29 juin 2009 à 16h24
Les producteurs qui livrent leur lait au groupe Entremont Alliance (EA), très fragilisé par la chute des cours mondiaux des produits laitiers, ont donné jusqu'au 15 juillet à l'entreprise pour les informer sur son avenir et ses repreneurs potentiels.
"Nous avons donné un ultimatum au 15 juillet à la direction d'Entremont Alliance. A cette date, elle doit nous donner une lisibilité sur l'avenir du groupe, elle doit nous informer sur ses repreneurs potentiels avec des dates en face (un calendrier)", a déclaré Jean-Pierre Clément, président départemental de l'Organisation des producteurs Entremont (OPE), à Plérin.
Au 15 juillet, "que la direction nous donne une feuille de route, qu'elle nous dise qui entre dans le capital et qui reprend la paie des éleveurs" livrant leur lait à EA, a poursuivi Jean-Pierre Clément. "On travaille sur le long terme, on veut un projet industriel solide", a-t-il ajouté.

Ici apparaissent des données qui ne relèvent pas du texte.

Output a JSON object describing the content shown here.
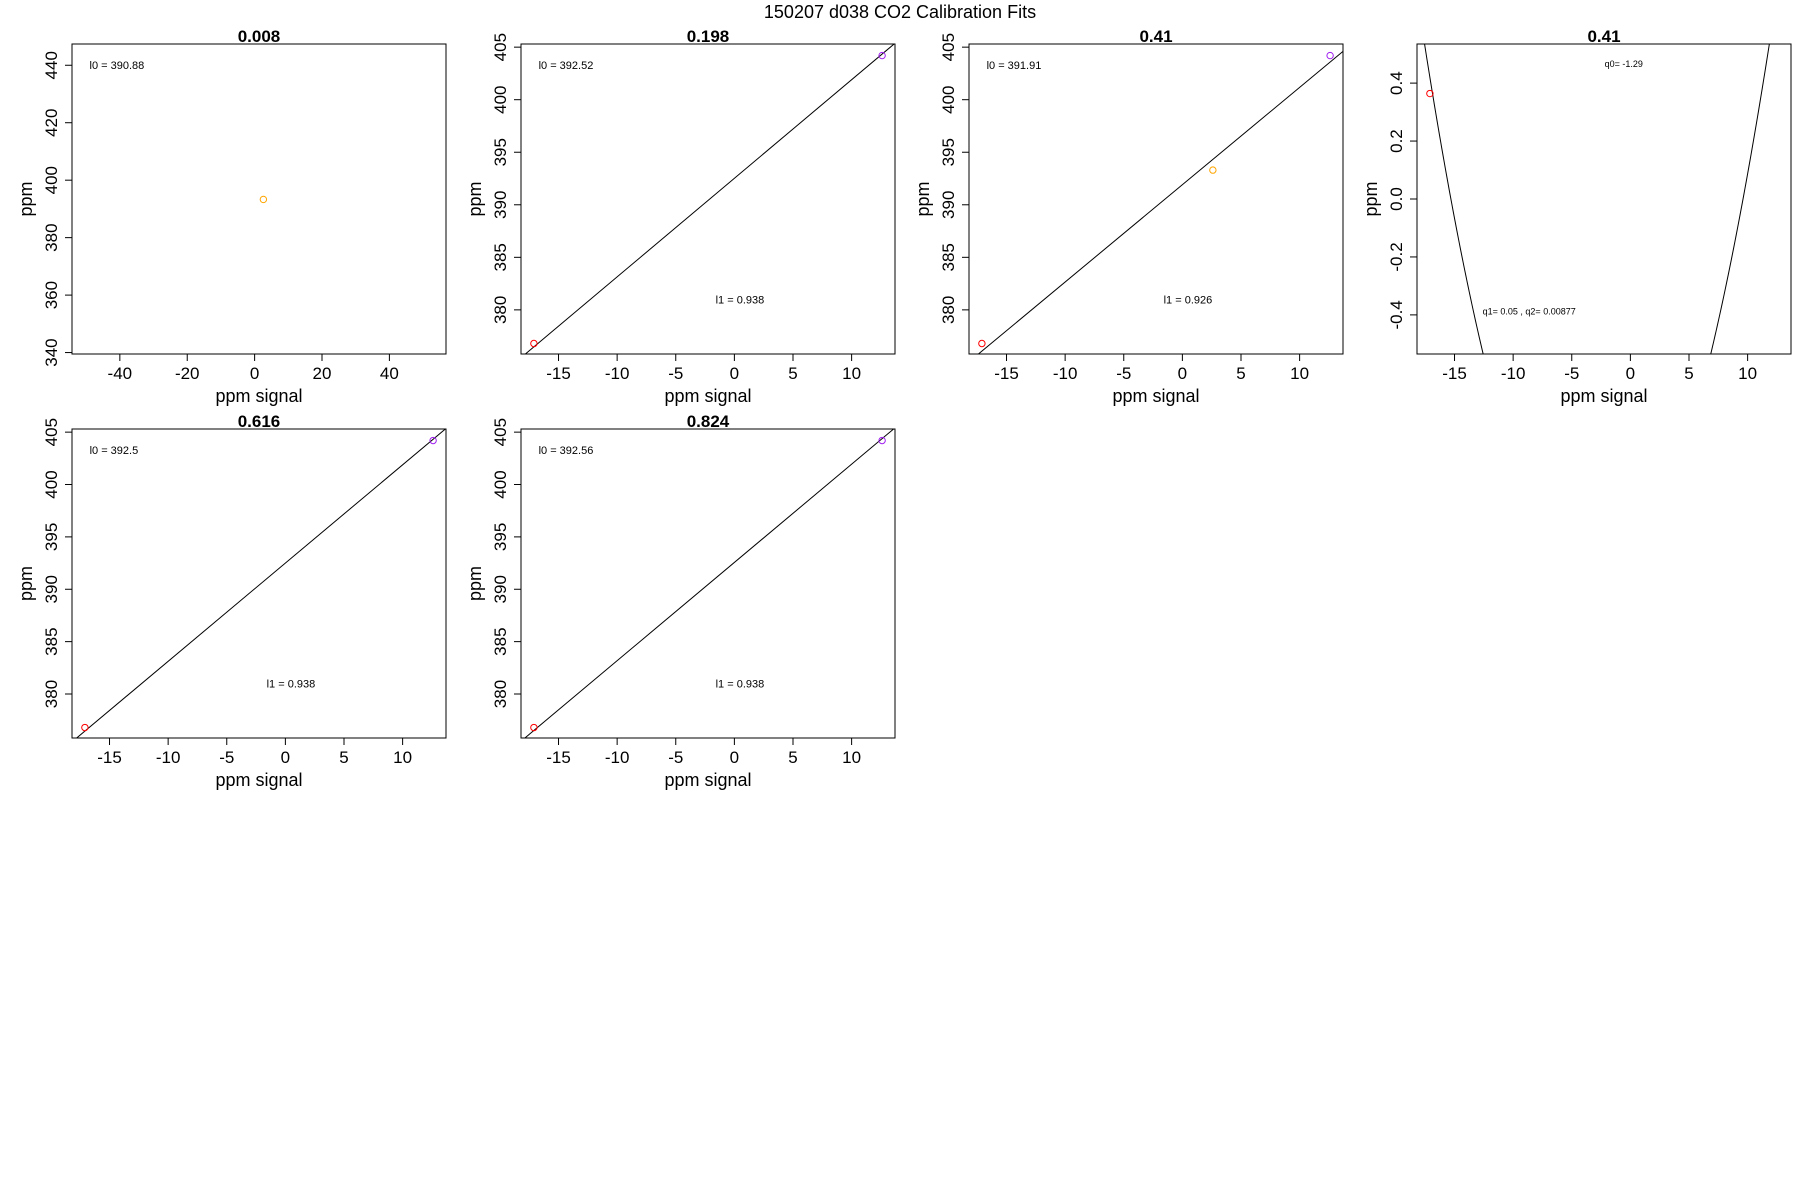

Créée il y a deux semaines, l'OPE vise à rassembler et fédérer le maximum des 5.500 producteurs bretons livrant à Entremont, indépendamment de toute appartenance syndicale, afin d'"établir un rapport de force favorable avec la direction" du groupe.
En raison de ses difficultés économiques, Entremont Alliance est le transformateur qui paie actuellement le prix le plus bas aux producteurs laitiers qui livrent chez lui. Pour 1.000 litres, l'opérateur paie de 27 à 38 euros de moins que les autres groupes laitiers, a relevé Erwan Daniel, membre du bureau de l'OPE.

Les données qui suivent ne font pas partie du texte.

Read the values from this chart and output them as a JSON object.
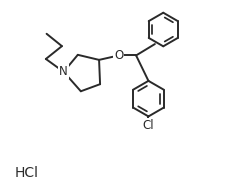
{
  "background_color": "#ffffff",
  "line_color": "#2a2a2a",
  "text_color": "#2a2a2a",
  "line_width": 1.4,
  "font_size": 8.5,
  "hcl_font_size": 10,
  "figsize": [
    2.25,
    1.93
  ],
  "dpi": 100,
  "xlim": [
    0,
    9
  ],
  "ylim": [
    0,
    7.7
  ]
}
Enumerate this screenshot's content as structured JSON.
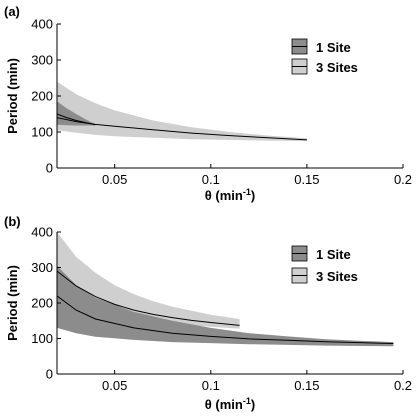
{
  "chart_data": [
    {
      "panel_label": "(a)",
      "type": "area",
      "xlabel_main": "θ (min",
      "xlabel_exp": "-1",
      "xlabel_close": ")",
      "ylabel": "Period (min)",
      "xlim": [
        0.02,
        0.2
      ],
      "ylim": [
        0,
        400
      ],
      "xticks": [
        0.05,
        0.1,
        0.15,
        0.2
      ],
      "xtick_labels": [
        "0.05",
        "0.1",
        "0.15",
        "0.2"
      ],
      "yticks": [
        0,
        100,
        200,
        300,
        400
      ],
      "ytick_labels": [
        "0",
        "100",
        "200",
        "300",
        "400"
      ],
      "legend_position": "top-right",
      "legend": [
        {
          "label": "1 Site",
          "color": "#8c8c8c"
        },
        {
          "label": "3 Sites",
          "color": "#cfcfcf"
        }
      ],
      "series": [
        {
          "name": "3 Sites",
          "color": "#cfcfcf",
          "x": [
            0.02,
            0.03,
            0.04,
            0.05,
            0.07,
            0.09,
            0.11,
            0.13,
            0.15
          ],
          "mean": [
            140,
            129,
            121,
            116,
            106,
            97,
            90,
            84,
            78
          ],
          "upper": [
            240,
            205,
            180,
            160,
            132,
            113,
            100,
            90,
            83
          ],
          "lower": [
            105,
            98,
            92,
            88,
            84,
            80,
            78,
            76,
            75
          ]
        },
        {
          "name": "1 Site",
          "color": "#8c8c8c",
          "x": [
            0.02,
            0.025,
            0.03,
            0.035,
            0.04
          ],
          "mean": [
            150,
            140,
            132,
            126,
            120
          ],
          "upper": [
            185,
            166,
            150,
            135,
            122
          ],
          "lower": [
            120,
            119,
            118,
            118,
            118
          ]
        }
      ]
    },
    {
      "panel_label": "(b)",
      "type": "area",
      "xlabel_main": "θ (min",
      "xlabel_exp": "-1",
      "xlabel_close": ")",
      "ylabel": "Period (min)",
      "xlim": [
        0.02,
        0.2
      ],
      "ylim": [
        0,
        400
      ],
      "xticks": [
        0.05,
        0.1,
        0.15,
        0.2
      ],
      "xtick_labels": [
        "0.05",
        "0.1",
        "0.15",
        "0.2"
      ],
      "yticks": [
        0,
        100,
        200,
        300,
        400
      ],
      "ytick_labels": [
        "0",
        "100",
        "200",
        "300",
        "400"
      ],
      "legend_position": "top-right",
      "legend": [
        {
          "label": "1 Site",
          "color": "#8c8c8c"
        },
        {
          "label": "3 Sites",
          "color": "#cfcfcf"
        }
      ],
      "series": [
        {
          "name": "3 Sites",
          "color": "#cfcfcf",
          "x": [
            0.02,
            0.03,
            0.04,
            0.05,
            0.06,
            0.07,
            0.08,
            0.09,
            0.1,
            0.115
          ],
          "mean": [
            290,
            248,
            218,
            196,
            180,
            168,
            159,
            151,
            145,
            137
          ],
          "upper": [
            400,
            330,
            285,
            250,
            225,
            205,
            190,
            178,
            167,
            155
          ],
          "lower": [
            250,
            215,
            190,
            172,
            160,
            150,
            143,
            137,
            133,
            128
          ]
        },
        {
          "name": "1 Site",
          "color": "#8c8c8c",
          "x": [
            0.02,
            0.03,
            0.04,
            0.06,
            0.08,
            0.1,
            0.12,
            0.14,
            0.16,
            0.18,
            0.195
          ],
          "mean": [
            220,
            180,
            155,
            130,
            115,
            106,
            99,
            95,
            91,
            88,
            86
          ],
          "upper": [
            305,
            250,
            215,
            175,
            150,
            130,
            115,
            106,
            98,
            93,
            90
          ],
          "lower": [
            130,
            115,
            105,
            96,
            90,
            87,
            84,
            82,
            80,
            79,
            78
          ]
        }
      ]
    }
  ]
}
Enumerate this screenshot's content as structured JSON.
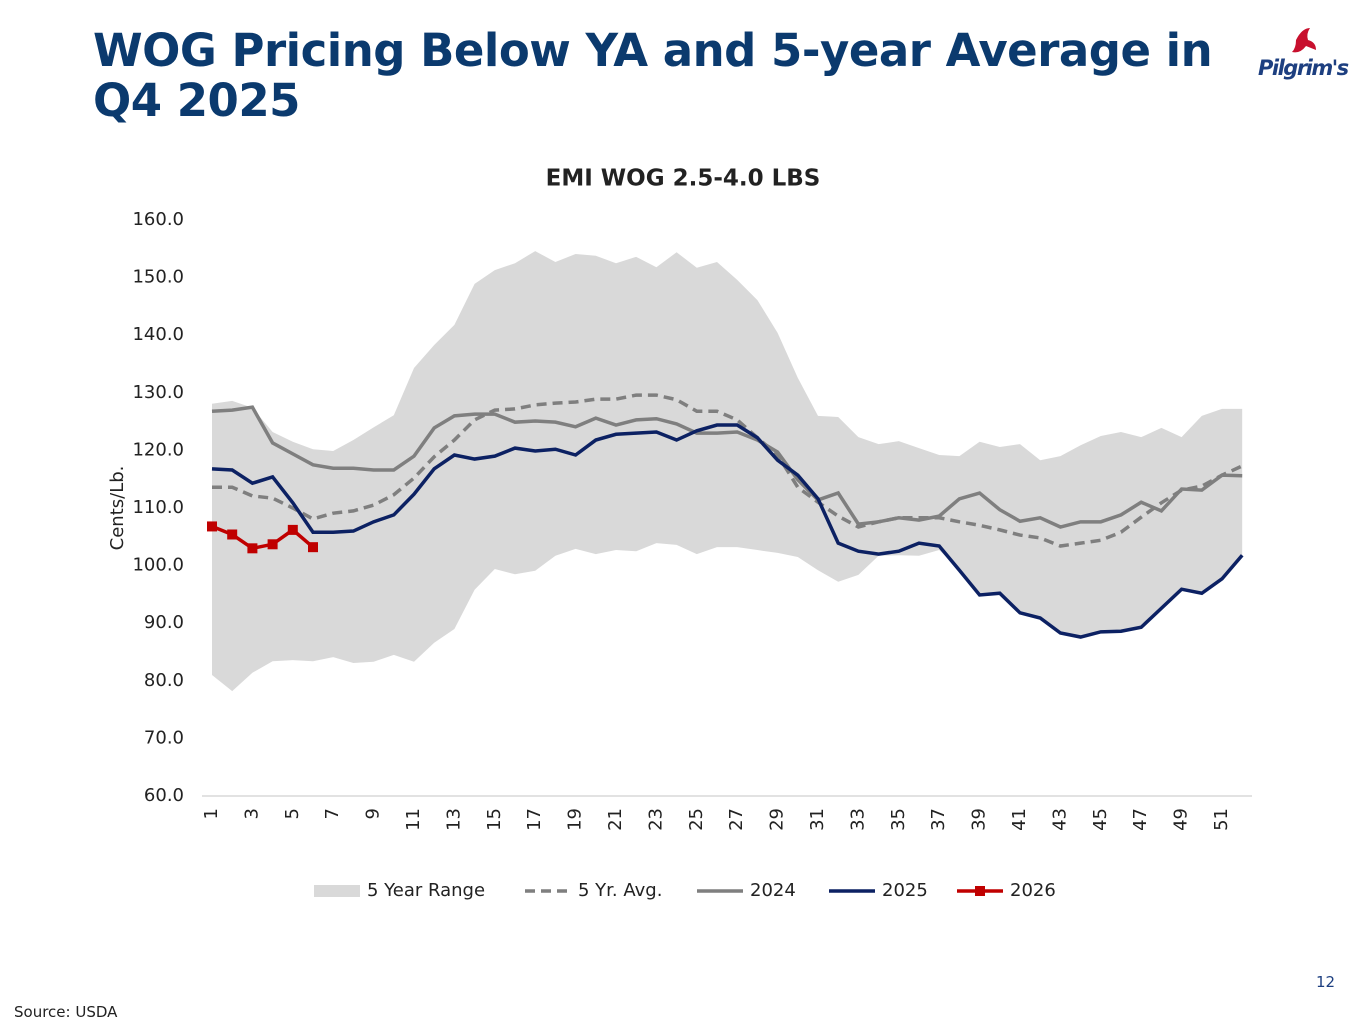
{
  "header": {
    "title": "WOG Pricing Below YA and 5-year Average in Q4 2025",
    "logo": "Pilgrim's"
  },
  "footer": {
    "source": "Source: USDA",
    "page": "12"
  },
  "chart_data": {
    "type": "line",
    "title": "EMI WOG 2.5-4.0 LBS",
    "y_label": "Cents/Lb.",
    "categories": [
      "1",
      null,
      "3",
      null,
      "5",
      null,
      "7",
      null,
      "9",
      null,
      "11",
      null,
      "13",
      null,
      "15",
      null,
      "17",
      null,
      "19",
      null,
      "21",
      null,
      "23",
      null,
      "25",
      null,
      "27",
      null,
      "29",
      null,
      "31",
      null,
      "33",
      null,
      "35",
      null,
      "37",
      null,
      "39",
      null,
      "41",
      null,
      "43",
      null,
      "45",
      null,
      "47",
      null,
      "49",
      null,
      "51",
      null
    ],
    "ylim": [
      60,
      160
    ],
    "yticks": [
      {
        "value": 60,
        "label": "60.0"
      },
      {
        "value": 70,
        "label": "70.0"
      },
      {
        "value": 80,
        "label": "80.0"
      },
      {
        "value": 90,
        "label": "90.0"
      },
      {
        "value": 100,
        "label": "100.0"
      },
      {
        "value": 110,
        "label": "110.0"
      },
      {
        "value": 120,
        "label": "120.0"
      },
      {
        "value": 130,
        "label": "130.0"
      },
      {
        "value": 140,
        "label": "140.0"
      },
      {
        "value": 150,
        "label": "150.0"
      },
      {
        "value": 160,
        "label": "160.0"
      }
    ],
    "legend": "bottom",
    "series": [
      {
        "name": "5 Year Range",
        "color": "#d9d9d9",
        "kind": "band",
        "high": [
          128.1,
          128.6,
          127.4,
          123.2,
          121.5,
          120.2,
          119.9,
          121.8,
          124,
          126.1,
          134.3,
          138.3,
          141.8,
          148.9,
          151.3,
          152.5,
          154.6,
          152.7,
          154.1,
          153.8,
          152.5,
          153.6,
          151.8,
          154.4,
          151.7,
          152.7,
          149.6,
          146.1,
          140.4,
          132.6,
          126,
          125.8,
          122.3,
          121.1,
          121.6,
          120.4,
          119.2,
          119,
          121.5,
          120.6,
          121.1,
          118.3,
          119,
          120.9,
          122.5,
          123.2,
          122.3,
          123.9,
          122.3,
          126,
          127.2,
          127.2
        ],
        "low": [
          81,
          78.2,
          81.4,
          83.4,
          83.6,
          83.4,
          84.1,
          83.1,
          83.3,
          84.5,
          83.3,
          86.6,
          89,
          95.8,
          99.4,
          98.5,
          99.1,
          101.7,
          102.9,
          102,
          102.7,
          102.5,
          103.9,
          103.6,
          102,
          103.2,
          103.2,
          102.7,
          102.2,
          101.5,
          99.2,
          97.2,
          98.4,
          101.7,
          101.8,
          101.7,
          102.7,
          99.2,
          94.9,
          95.2,
          91.8,
          90.9,
          88.3,
          87.6,
          88.5,
          88.6,
          89.3,
          92.6,
          95.9,
          95.2,
          97.7,
          101.8
        ]
      },
      {
        "name": "5 Yr. Avg.",
        "color": "#7f7f7f",
        "dashed": true,
        "values": [
          113.6,
          113.6,
          112.1,
          111.7,
          110,
          108.1,
          109.1,
          109.5,
          110.5,
          112.3,
          115.2,
          118.9,
          121.8,
          125.3,
          127,
          127.2,
          127.9,
          128.2,
          128.4,
          128.9,
          128.9,
          129.6,
          129.6,
          128.8,
          126.8,
          126.8,
          125.3,
          122.2,
          119.2,
          113.6,
          111,
          108.6,
          106.7,
          107.6,
          108.3,
          108.3,
          108.3,
          107.6,
          107,
          106.2,
          105.3,
          104.8,
          103.4,
          103.9,
          104.4,
          105.8,
          108.4,
          110.9,
          113.1,
          113.8,
          115.7,
          117.3
        ]
      },
      {
        "name": "2024",
        "color": "#7f7f7f",
        "values": [
          126.8,
          127,
          127.5,
          121.3,
          119.4,
          117.5,
          116.9,
          116.9,
          116.6,
          116.6,
          119,
          123.9,
          126,
          126.3,
          126.3,
          124.9,
          125.1,
          124.9,
          124.1,
          125.6,
          124.4,
          125.3,
          125.5,
          124.6,
          123,
          123,
          123.2,
          121.8,
          119.7,
          114.9,
          111.4,
          112.6,
          107.2,
          107.6,
          108.3,
          107.9,
          108.6,
          111.6,
          112.6,
          109.7,
          107.7,
          108.3,
          106.7,
          107.6,
          107.6,
          108.8,
          111,
          109.5,
          113.3,
          113.1,
          115.7,
          115.6
        ]
      },
      {
        "name": "2025",
        "color": "#0c2163",
        "values": [
          116.8,
          116.6,
          114.3,
          115.4,
          110.9,
          105.8,
          105.8,
          106,
          107.6,
          108.8,
          112.4,
          116.8,
          119.2,
          118.5,
          119,
          120.4,
          119.9,
          120.2,
          119.2,
          121.8,
          122.8,
          123,
          123.2,
          121.8,
          123.4,
          124.4,
          124.4,
          122.2,
          118.3,
          115.7,
          111.6,
          103.9,
          102.5,
          102,
          102.5,
          103.9,
          103.4,
          99.2,
          94.9,
          95.2,
          91.8,
          90.9,
          88.3,
          87.6,
          88.5,
          88.6,
          89.3,
          92.6,
          95.9,
          95.2,
          97.7,
          101.8
        ]
      },
      {
        "name": "2026",
        "color": "#c00000",
        "marker": "square",
        "values": [
          106.8,
          105.4,
          103,
          103.7,
          106.2,
          103.2,
          null,
          null,
          null,
          null,
          null,
          null,
          null,
          null,
          null,
          null,
          null,
          null,
          null,
          null,
          null,
          null,
          null,
          null,
          null,
          null,
          null,
          null,
          null,
          null,
          null,
          null,
          null,
          null,
          null,
          null,
          null,
          null,
          null,
          null,
          null,
          null,
          null,
          null,
          null,
          null,
          null,
          null,
          null,
          null,
          null,
          null
        ]
      }
    ]
  }
}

"C'est inacceptable que, dans un même village, entre voisins, à qualité égale, il y ait de telles disparités de prix", a-t-il affirmé.
Entremont, qui exporte 40% de sa production en poudre de lait et beurre est particulièrement touché par la chute du prix de ces produits industriels sur le marché mondial.

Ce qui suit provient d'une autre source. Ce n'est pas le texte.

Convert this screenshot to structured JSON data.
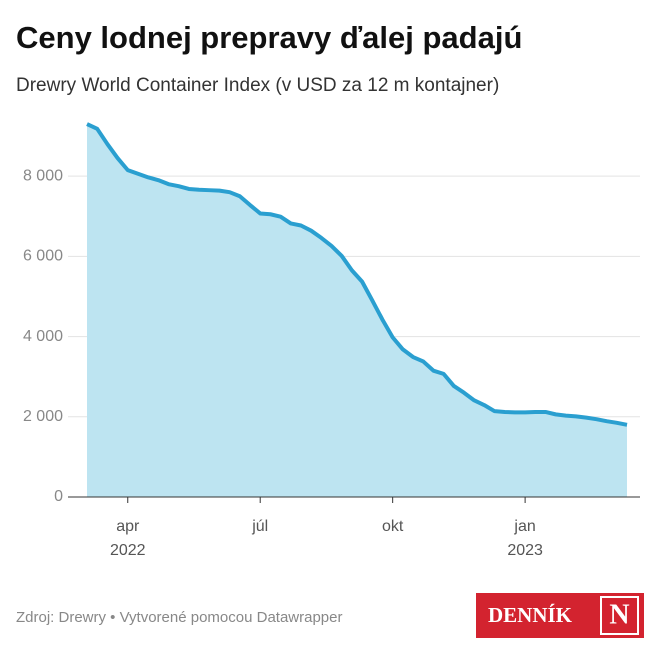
{
  "chart_data": {
    "type": "area",
    "title": "Ceny lodnej prepravy ďalej padajú",
    "subtitle": "Drewry World Container Index (v USD za 12 m kontajner)",
    "source": "Zdroj: Drewry • Vytvorené pomocou Datawrapper",
    "logo": {
      "word": "DENNÍK",
      "letter": "N"
    },
    "categories": [
      null,
      null,
      null,
      null,
      "apr",
      null,
      null,
      null,
      null,
      null,
      null,
      null,
      null,
      null,
      null,
      null,
      null,
      "júl",
      null,
      null,
      null,
      null,
      null,
      null,
      null,
      null,
      null,
      null,
      null,
      null,
      "okt",
      null,
      null,
      null,
      null,
      null,
      null,
      null,
      null,
      null,
      null,
      null,
      null,
      "jan",
      null,
      null,
      null,
      null,
      null,
      null,
      null,
      null,
      null,
      null
    ],
    "category_years": [
      null,
      null,
      null,
      null,
      "2022",
      null,
      null,
      null,
      null,
      null,
      null,
      null,
      null,
      null,
      null,
      null,
      null,
      null,
      null,
      null,
      null,
      null,
      null,
      null,
      null,
      null,
      null,
      null,
      null,
      null,
      null,
      null,
      null,
      null,
      null,
      null,
      null,
      null,
      null,
      null,
      null,
      null,
      null,
      "2023",
      null,
      null,
      null,
      null,
      null,
      null,
      null,
      null,
      null,
      null
    ],
    "values": [
      9300,
      9180,
      8800,
      8450,
      8150,
      8060,
      7970,
      7900,
      7800,
      7750,
      7680,
      7660,
      7650,
      7640,
      7600,
      7500,
      7280,
      7070,
      7050,
      6990,
      6820,
      6770,
      6640,
      6460,
      6260,
      6010,
      5650,
      5370,
      4900,
      4420,
      3980,
      3680,
      3490,
      3380,
      3150,
      3070,
      2770,
      2600,
      2410,
      2290,
      2140,
      2120,
      2110,
      2110,
      2120,
      2120,
      2060,
      2030,
      2010,
      1980,
      1940,
      1890,
      1850,
      1800
    ],
    "color": "#2a9fd0",
    "fill": "#bde4f1",
    "ylim": [
      0,
      9400
    ],
    "yticks": [
      0,
      {
        "value": 2000,
        "label": "2 000"
      },
      {
        "value": 4000,
        "label": "4 000"
      },
      {
        "value": 6000,
        "label": "6 000"
      },
      {
        "value": 8000,
        "label": "8 000"
      }
    ],
    "grid": true
  }
}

Alors qu'il valait 3.500 euros la tonne au printemps 2007, le beurre-poudre se vendait, début 2009, 1.400 euros/T.
Le groupe achète également du lait à quelque 500 producteurs de Franche-Comté. Mais ceux-ci sont mieux rémunérés car ils se trouvent dans une zone AOC (appellation d'origine contrôlée) et livrent "un produit à forte valeur ajoutée", selon l'OPE.